Of particular interest in this list of streaky stuff is my desire to write an entry on this blog everyday. I do this in the knowledge that almost no-one reads each entry and I tell myself this doesn’t matter because I am writing here just as a means to write something somewhere. But what IS the point of writing in that way? If I want to write then surely it would be better to put more care and thought into writing less frequently so that when I do write I have something more meaningful and carefully structured to say. Or, if I want to just write something everyday why don’t I just write a private journal of some sort?

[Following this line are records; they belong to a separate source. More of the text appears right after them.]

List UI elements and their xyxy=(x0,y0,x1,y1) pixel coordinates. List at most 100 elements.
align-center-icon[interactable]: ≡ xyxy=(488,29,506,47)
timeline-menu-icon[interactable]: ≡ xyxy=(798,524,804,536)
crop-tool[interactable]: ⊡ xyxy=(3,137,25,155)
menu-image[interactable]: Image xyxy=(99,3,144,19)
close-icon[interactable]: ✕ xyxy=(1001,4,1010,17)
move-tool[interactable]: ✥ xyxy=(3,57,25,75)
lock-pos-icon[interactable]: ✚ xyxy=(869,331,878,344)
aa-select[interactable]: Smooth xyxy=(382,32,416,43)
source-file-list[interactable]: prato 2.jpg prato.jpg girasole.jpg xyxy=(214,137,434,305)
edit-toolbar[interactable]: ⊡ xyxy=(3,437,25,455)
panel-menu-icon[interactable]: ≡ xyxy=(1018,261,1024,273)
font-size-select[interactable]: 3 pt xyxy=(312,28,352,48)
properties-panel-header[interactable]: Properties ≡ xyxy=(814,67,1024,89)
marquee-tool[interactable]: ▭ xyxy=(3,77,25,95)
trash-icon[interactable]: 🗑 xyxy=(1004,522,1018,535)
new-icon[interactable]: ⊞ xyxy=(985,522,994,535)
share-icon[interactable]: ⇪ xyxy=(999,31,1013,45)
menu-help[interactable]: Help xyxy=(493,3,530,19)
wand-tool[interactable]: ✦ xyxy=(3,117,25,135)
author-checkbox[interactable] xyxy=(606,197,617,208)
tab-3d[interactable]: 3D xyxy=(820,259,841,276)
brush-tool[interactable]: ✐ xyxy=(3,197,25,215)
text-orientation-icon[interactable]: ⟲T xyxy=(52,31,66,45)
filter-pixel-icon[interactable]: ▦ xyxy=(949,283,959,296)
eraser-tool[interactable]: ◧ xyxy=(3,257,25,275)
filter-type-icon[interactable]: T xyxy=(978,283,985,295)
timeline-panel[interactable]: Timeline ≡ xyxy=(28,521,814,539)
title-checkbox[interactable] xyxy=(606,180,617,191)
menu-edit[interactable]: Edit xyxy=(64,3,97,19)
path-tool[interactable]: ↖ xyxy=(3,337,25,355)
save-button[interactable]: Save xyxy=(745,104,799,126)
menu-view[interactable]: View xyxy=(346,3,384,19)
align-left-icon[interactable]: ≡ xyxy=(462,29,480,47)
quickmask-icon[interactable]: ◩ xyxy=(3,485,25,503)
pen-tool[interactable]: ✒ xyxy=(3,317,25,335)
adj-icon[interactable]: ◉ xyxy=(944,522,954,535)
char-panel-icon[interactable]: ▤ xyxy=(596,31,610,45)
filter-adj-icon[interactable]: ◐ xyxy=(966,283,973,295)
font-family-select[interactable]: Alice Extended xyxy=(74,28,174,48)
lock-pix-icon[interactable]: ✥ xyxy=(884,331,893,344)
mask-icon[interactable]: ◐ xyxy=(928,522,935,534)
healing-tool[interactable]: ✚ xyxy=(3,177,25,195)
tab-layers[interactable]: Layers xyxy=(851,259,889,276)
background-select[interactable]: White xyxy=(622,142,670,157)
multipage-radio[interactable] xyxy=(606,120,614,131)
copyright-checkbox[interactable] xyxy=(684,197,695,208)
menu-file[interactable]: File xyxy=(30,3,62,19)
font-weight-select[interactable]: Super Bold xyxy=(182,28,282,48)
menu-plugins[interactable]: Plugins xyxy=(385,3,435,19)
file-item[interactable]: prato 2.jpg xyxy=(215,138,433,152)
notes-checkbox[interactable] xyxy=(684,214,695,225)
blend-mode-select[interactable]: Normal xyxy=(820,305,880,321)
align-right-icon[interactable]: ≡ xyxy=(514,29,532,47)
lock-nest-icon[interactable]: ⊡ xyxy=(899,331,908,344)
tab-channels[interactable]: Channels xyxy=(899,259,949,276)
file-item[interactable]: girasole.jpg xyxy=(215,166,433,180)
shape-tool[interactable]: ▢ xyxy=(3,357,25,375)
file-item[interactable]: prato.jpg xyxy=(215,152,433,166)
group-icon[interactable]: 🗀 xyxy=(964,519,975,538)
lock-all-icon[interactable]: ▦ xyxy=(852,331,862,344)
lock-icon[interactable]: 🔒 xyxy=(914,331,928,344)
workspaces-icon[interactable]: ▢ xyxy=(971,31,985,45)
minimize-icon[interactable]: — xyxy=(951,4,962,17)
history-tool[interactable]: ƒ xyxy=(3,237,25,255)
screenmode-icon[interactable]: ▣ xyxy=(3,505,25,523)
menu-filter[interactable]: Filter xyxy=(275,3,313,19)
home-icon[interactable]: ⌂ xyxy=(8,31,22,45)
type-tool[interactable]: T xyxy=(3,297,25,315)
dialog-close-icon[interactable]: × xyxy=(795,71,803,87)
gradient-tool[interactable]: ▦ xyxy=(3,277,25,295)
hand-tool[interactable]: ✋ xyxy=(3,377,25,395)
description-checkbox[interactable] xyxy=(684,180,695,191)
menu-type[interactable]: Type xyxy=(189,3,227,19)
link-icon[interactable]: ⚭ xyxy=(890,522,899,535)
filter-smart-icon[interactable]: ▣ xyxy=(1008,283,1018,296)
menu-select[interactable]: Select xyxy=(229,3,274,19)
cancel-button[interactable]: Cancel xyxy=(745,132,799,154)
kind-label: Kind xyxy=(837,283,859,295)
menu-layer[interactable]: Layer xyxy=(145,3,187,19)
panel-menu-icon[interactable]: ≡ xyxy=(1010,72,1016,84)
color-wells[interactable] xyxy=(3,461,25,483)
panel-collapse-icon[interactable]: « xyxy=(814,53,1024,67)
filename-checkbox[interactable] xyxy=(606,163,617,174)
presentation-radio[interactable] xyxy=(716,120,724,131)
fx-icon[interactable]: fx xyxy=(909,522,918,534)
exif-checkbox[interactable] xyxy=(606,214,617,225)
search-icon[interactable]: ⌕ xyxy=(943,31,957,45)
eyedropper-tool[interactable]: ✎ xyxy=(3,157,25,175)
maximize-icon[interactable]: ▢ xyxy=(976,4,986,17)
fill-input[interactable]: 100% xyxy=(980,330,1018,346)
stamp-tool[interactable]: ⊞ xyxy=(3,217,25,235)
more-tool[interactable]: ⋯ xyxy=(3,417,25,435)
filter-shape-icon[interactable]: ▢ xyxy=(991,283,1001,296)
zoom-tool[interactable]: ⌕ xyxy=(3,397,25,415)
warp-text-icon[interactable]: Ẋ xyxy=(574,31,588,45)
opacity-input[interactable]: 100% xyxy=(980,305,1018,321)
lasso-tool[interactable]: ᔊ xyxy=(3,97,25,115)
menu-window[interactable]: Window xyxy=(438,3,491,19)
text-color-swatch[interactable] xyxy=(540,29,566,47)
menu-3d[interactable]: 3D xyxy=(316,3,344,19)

The answer to that question is that I suspect that without any kind of external visibility and accountability I wouldn’t bother to write at all, but doesn’t that tell me something – that writing on this blog is a completely unnecessary diversion away from other activities? So, if I am honest, I guess I have to admit that writing this blog IS about getting noticed by people, even if this only occurs once or twice a day and the people doing the noticing have absolutely no connection with me or my life (in fact in many cases they are probably just trying to drum up traffic on their own blogs). I’m not saying that everyone who visits this blog is like that and I am certainly not judging them, rather I am commenting on my own bizarre confusion. By the way – ‘hello and welcome’ if you are reading this!

All of which is to say that after almost 60 days of writing on this blog once per day I am not at all sure whether I will keep this going. It might be argued that there is a middle ground – just write something every now and again when I have something particular I want to say – but I am not sure that this would work for me and suspect that without a daily habit this blog would die a natural death, as it has done on various occasions in the past. The other possibility is that I come up with a good reason to keep it going, some goal for why I want to put my thoughts out there for others to stumble upon, and not simply write them in a private notebook. I am using good time and energy to write these entries and so if I value myself I ought to have a good reason for using myself up in this way.

So, this entry maybe the last entry on this blog, or it might be the last entry for a while. But it might not be. I suppose we will all find out tomorrow!